Por qué sufres más por las pérdidas de lo que celebras las conquistas

junio 24, 2026

En 2002, el psicólogo Daniel Kahneman recibió el Premio Nobel de Economía por un descubrimiento: el dolor de perder algo es aproximadamente dos veces más intenso que el placer de ganar algo equivalente. Perder cien euros duele el doble de lo que puede alegrarte ganar cien euros. Este fenómeno ha sido validado en estudios realizados en más de noventa países. En toda cultura, en toda condición social, en todo nivel de evolución espiritual: el miedo a perder es más poderoso que la alegría de conquistar.

Esto revela algo importante desde el principio: lo que sientes no es debilidad. No es falta de fe. No es señal de que aún te queda mucho trabajo por hacer. Es parte de la arquitectura profunda del ego humano. Es universal.

Cuando sientes miedo de perder algo, ya sea una relación, una posición que has conquistado, una etapa de abundancia, una persona, la respuesta más inmediata es: «no quiero perderlo porque eso es importante para mí». Y eso es verdad. Pero es solo la primera capa.

La segunda capa, más honesta y más desafiante, revela otra cosa: no quieres perderlo porque, sin eso, no sabes quién eres.

Observa cómo funciona esto en la práctica. Una persona construye un negocio a lo largo de los años. Cuando ese negocio empieza a verse amenazado, el sufrimiento que siente no es solo financiero. Es existencial. Como si el suelo desapareciera bajo sus pies. Porque, con el tiempo, se ha convertido en ese negocio. Ha dejado de ser algo que tiene para convertirse en algo que es.
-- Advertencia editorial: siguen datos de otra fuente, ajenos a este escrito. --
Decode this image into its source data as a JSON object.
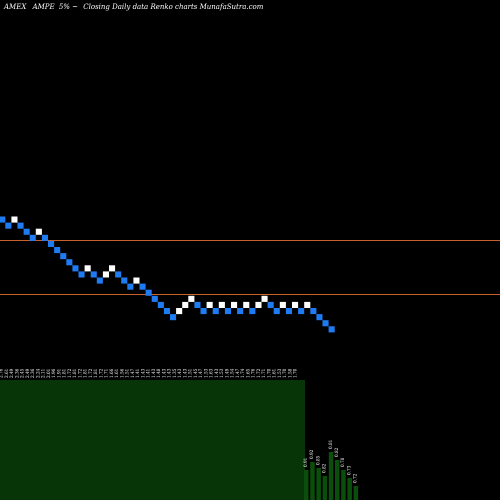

Lo mismo sucede con las relaciones, con los cargos, con los roles familiares. Cuando dices: «solo quiero que las cosas sigan como están», lo que esa frase revela es que has construido tu identidad sobre una circunstancia. Y cuando esa circunstancia amenaza con cambiar, toda la identidad tiembla.

Existe una ley espiritual que debemos comprender: todo lo que ha sido construido a partir del miedo se derrumbará en algún momento.

La existencia, con la inteligencia que posee, sabe cuándo estamos construyendo fortalezas para no tener que mirar hacia dentro. Y en algún momento sacude esa construcción. No para castigarnos, sino para que finalmente podamos entrar en contacto con el miedo que quedó enterrado.

Porque el miedo que no es observado no desaparece. Gobierna desde las sombras, moldeando nuestras elecciones, nuestras reacciones y nuestras relaciones.

Hay una imagen que me gusta utilizar. Piensa en un hilo de agua que intentas retener entre los dedos. Sigue escurriéndose, por más fuerza que hagas al cerrar la mano. Y cuando cierras la mano por miedo a perder esa agua, ¿qué sucede? Ya no puedes recibir. Una mano cerrada no puede abrirse a lo que la vida quiere ofrecer.

Esta es una de las ilusiones más crueles del miedo a perder: se presenta como protección. Pero, en realidad, es un bloqueo.

La verdadera prosperidad no es la ausencia de pérdidas. Es la libertad interior que te permite vivir plenamente, aun sabiendo que todo es impermanente. Porque quien sabe por qué y para qué está aquí no necesita aferrarse a lo que tiene para saber quién es.

La mano que suelta no pierde. Aprende a recibir aquello que aún está por venir.